Virtually every tribute to the late Sean Connery led with his signature role as the original James Bond, and rightfully so. But for many a movie fan and for Chicagoans in particular, when we think of Sean Connery, we think of the savvy and world-weary Irish cop Jimmy Malone in the “The Untouchables,” telling Kevin Costner’s Eliot Ness how to get Al Capone. As Malone and Ness kneel side by side at Our Lady of Sorrows Basilica in East Garfield Park, Malone asks Ness, “What are you prepared to do?”

“Everything within the law,” comes the reply.

“And THEN what are you prepared to do?...You want to get Capone, here’s how you get him. He pulls a knife, you pull a gun. He sends one of yours to the hospital, you send one of his to the morgue. THAT’S the Chicago way, and that’s how you get Capone.”

There are certain movie moments where an actor clinches an Oscar, right then and there — and that was one of those moments. Connery had won the Oscar for best supporting performance of 1987 before Jimmy Malone and Eliot Ness left that church.

Brian DePalma directed the highly fictionalized and enormously entertaining “The Untouchables,” but it was David Mamet who gave the film its voice with his brilliant screenplay, and it was Sean Connery who turned Jimmy Malone into one of cinema’s great and lasting characters.

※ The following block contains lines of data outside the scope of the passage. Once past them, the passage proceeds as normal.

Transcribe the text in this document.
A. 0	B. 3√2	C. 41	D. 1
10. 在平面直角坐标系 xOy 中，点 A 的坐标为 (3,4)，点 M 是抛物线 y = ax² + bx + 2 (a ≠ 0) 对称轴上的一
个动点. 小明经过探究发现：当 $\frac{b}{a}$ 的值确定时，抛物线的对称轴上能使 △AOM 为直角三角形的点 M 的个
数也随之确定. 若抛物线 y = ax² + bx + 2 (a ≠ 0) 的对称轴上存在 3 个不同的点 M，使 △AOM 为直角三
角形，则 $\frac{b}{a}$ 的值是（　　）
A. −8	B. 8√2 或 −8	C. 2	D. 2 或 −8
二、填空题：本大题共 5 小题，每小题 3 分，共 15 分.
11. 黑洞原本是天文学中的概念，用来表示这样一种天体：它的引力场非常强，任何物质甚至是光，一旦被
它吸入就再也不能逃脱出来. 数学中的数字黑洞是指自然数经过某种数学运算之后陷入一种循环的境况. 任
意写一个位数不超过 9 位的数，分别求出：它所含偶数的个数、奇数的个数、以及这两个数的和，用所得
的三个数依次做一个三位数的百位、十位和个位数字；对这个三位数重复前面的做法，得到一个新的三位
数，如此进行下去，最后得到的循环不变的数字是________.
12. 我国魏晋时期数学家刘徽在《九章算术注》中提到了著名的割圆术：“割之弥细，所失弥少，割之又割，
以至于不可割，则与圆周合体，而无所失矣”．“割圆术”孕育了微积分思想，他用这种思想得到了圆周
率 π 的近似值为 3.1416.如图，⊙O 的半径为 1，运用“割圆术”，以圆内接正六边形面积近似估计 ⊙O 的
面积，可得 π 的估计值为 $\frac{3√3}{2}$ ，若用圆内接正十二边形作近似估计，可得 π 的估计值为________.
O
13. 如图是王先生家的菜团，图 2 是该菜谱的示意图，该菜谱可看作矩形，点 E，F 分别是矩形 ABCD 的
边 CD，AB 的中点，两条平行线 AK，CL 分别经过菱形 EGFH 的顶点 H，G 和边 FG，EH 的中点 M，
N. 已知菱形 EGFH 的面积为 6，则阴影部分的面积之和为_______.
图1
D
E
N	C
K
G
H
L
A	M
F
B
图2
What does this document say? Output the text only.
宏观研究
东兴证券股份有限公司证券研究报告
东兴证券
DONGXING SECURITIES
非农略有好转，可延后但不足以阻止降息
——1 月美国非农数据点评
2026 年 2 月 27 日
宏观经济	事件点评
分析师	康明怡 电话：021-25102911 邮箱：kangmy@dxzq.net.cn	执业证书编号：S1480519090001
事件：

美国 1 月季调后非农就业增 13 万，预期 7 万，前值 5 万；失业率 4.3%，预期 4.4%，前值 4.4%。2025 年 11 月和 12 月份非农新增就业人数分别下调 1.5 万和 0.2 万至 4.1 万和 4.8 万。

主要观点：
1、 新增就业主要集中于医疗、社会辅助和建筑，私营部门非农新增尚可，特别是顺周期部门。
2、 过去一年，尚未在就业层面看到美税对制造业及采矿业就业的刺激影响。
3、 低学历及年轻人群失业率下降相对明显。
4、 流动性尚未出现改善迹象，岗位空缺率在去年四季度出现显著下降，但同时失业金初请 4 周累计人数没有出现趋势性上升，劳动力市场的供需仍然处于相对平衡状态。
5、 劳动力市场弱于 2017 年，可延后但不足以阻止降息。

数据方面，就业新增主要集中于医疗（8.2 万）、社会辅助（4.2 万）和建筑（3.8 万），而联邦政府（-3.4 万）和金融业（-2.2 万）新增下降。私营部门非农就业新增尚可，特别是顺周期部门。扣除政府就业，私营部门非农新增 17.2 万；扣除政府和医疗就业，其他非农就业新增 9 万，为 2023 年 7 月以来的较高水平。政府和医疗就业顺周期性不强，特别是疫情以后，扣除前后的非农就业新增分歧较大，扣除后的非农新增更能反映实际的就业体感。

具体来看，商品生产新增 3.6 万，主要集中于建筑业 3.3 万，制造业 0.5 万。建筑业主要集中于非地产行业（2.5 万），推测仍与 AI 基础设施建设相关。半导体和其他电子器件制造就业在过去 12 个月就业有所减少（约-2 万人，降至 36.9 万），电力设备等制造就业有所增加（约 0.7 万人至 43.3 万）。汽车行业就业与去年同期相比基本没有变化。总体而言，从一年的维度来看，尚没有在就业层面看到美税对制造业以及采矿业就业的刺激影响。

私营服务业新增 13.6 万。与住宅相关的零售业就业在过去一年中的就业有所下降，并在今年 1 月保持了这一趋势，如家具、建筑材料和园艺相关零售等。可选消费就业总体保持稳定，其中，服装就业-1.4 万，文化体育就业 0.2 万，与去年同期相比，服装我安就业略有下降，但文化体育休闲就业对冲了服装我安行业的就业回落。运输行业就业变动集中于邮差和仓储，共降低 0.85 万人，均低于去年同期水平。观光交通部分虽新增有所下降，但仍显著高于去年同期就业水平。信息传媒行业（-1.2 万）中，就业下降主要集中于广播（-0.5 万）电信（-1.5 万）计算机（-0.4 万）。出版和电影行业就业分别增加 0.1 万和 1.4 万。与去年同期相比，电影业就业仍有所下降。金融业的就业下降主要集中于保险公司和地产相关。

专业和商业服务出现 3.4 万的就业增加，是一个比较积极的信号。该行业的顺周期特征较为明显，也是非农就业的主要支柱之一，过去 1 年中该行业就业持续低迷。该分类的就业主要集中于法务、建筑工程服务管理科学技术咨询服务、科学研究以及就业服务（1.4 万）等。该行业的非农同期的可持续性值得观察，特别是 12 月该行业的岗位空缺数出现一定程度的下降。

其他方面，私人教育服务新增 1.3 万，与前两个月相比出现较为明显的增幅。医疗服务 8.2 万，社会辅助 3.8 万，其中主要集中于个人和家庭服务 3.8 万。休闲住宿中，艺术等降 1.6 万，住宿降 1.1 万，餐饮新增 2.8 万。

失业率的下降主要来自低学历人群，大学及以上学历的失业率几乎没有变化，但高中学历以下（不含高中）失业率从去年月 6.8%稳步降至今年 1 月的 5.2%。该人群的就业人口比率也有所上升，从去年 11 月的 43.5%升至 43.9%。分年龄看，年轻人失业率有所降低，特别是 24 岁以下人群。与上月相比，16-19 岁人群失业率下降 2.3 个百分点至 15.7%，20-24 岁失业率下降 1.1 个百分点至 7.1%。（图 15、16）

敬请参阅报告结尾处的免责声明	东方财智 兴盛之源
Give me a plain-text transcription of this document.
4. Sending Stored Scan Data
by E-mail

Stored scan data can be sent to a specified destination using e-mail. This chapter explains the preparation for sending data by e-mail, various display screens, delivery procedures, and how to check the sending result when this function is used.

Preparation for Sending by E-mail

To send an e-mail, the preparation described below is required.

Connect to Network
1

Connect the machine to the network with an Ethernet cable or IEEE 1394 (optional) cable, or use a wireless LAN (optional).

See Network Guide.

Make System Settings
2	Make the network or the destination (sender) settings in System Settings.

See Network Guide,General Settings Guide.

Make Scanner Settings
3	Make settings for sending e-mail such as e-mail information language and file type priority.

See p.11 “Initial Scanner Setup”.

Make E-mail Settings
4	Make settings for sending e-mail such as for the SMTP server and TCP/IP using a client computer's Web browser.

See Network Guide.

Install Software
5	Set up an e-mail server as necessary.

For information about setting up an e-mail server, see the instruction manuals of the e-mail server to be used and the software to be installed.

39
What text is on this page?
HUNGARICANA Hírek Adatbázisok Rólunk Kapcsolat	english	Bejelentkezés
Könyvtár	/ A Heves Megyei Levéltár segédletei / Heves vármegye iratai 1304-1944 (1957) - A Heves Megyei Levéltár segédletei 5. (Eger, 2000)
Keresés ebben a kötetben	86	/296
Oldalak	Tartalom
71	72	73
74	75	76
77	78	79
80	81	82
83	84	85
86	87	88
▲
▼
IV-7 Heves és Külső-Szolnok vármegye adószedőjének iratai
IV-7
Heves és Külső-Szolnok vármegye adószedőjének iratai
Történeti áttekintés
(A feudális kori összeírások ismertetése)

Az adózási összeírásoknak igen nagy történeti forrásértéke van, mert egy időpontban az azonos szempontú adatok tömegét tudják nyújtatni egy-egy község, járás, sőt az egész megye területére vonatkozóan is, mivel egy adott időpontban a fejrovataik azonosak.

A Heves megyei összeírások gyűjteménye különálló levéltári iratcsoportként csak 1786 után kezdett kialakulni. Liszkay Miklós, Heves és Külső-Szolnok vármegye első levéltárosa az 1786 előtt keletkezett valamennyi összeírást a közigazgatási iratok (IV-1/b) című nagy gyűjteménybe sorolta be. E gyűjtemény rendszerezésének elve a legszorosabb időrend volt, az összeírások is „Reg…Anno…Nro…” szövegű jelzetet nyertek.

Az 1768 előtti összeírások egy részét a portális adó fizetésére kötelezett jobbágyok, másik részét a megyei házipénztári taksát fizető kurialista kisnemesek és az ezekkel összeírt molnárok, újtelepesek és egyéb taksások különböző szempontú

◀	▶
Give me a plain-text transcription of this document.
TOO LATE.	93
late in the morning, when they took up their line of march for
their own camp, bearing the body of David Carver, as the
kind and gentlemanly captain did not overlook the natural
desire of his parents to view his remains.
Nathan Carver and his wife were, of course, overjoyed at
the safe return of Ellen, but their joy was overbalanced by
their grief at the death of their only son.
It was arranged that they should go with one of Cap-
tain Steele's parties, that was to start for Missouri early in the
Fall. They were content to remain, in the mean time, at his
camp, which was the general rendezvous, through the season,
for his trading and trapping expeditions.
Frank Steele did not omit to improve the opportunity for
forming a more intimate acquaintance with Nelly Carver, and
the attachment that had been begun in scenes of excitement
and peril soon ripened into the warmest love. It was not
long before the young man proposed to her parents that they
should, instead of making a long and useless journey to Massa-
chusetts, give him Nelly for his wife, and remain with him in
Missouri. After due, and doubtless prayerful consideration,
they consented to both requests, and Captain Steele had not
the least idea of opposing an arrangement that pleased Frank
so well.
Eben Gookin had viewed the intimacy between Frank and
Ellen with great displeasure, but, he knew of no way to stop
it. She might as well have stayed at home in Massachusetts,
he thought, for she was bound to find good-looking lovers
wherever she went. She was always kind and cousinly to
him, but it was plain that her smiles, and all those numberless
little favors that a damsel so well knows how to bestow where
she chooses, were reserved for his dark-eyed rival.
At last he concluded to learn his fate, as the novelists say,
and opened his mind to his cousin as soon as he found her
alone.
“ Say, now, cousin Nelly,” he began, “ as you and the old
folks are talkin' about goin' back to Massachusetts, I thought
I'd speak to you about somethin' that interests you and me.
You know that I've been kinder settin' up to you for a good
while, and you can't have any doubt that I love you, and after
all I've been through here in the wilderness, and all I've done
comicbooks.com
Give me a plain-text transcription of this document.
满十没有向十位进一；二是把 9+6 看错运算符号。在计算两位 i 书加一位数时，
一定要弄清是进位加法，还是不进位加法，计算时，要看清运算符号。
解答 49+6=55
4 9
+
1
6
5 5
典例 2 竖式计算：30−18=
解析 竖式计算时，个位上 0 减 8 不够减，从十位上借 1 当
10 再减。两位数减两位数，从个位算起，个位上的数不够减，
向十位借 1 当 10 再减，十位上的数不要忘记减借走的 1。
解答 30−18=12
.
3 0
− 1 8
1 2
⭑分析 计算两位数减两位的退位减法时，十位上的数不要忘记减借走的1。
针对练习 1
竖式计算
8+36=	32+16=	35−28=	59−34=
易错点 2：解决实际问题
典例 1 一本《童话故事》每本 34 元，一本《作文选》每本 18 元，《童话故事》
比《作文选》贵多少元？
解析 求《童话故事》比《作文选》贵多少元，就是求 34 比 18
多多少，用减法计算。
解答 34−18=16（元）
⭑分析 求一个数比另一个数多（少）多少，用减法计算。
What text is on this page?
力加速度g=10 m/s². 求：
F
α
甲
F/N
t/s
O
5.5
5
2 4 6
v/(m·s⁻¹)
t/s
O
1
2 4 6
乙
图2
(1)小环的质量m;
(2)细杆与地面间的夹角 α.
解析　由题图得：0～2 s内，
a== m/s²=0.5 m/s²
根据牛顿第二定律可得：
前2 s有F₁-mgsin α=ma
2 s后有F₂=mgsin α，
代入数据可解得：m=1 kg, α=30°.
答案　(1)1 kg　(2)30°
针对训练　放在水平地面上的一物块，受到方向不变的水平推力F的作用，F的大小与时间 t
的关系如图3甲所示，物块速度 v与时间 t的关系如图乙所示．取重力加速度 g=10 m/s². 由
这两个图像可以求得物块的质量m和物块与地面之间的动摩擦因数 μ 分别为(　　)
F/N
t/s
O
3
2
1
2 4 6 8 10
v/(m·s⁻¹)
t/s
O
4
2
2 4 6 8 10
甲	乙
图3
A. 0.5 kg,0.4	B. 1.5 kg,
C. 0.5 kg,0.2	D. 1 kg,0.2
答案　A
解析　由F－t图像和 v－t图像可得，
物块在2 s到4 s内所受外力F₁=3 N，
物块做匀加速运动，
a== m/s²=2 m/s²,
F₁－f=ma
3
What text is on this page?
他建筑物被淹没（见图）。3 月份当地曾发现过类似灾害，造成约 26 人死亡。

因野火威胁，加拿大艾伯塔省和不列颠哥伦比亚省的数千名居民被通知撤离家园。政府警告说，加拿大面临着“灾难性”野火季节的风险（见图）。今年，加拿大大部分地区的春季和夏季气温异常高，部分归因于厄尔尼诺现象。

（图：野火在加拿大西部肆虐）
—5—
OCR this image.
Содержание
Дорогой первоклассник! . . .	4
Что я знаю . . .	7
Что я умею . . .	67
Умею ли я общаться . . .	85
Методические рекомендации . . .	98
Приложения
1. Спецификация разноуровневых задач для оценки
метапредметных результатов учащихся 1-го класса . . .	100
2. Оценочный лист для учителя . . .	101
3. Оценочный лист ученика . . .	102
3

And what a Chicago film it was! DePalma and his production team made great use of the city, from the lower pedestrian deck of the Michigan Avenue Bridge where Ness meets Malone to the canyons of La Salle Street in the Loop to the Blackstone Hotel to the magnificent foyer of the Chicago Theatre standing in as the entrance to the Lexington Hotel. (Jimmy Malone’s apartment has been replaced by University of Illinois-Chicago buildings.)

The Untouchables” featured an outstanding ensemble cast — Robert De Niro, Kevin Costner, Andy Garcia, Charles Martin Smith — and of course Costner was the leading man and hero, but it was Connery as Jimmy Malone that gave the movie heart, that gave it a big-shouldered Chicago personality. He owned every moment he was onscreen.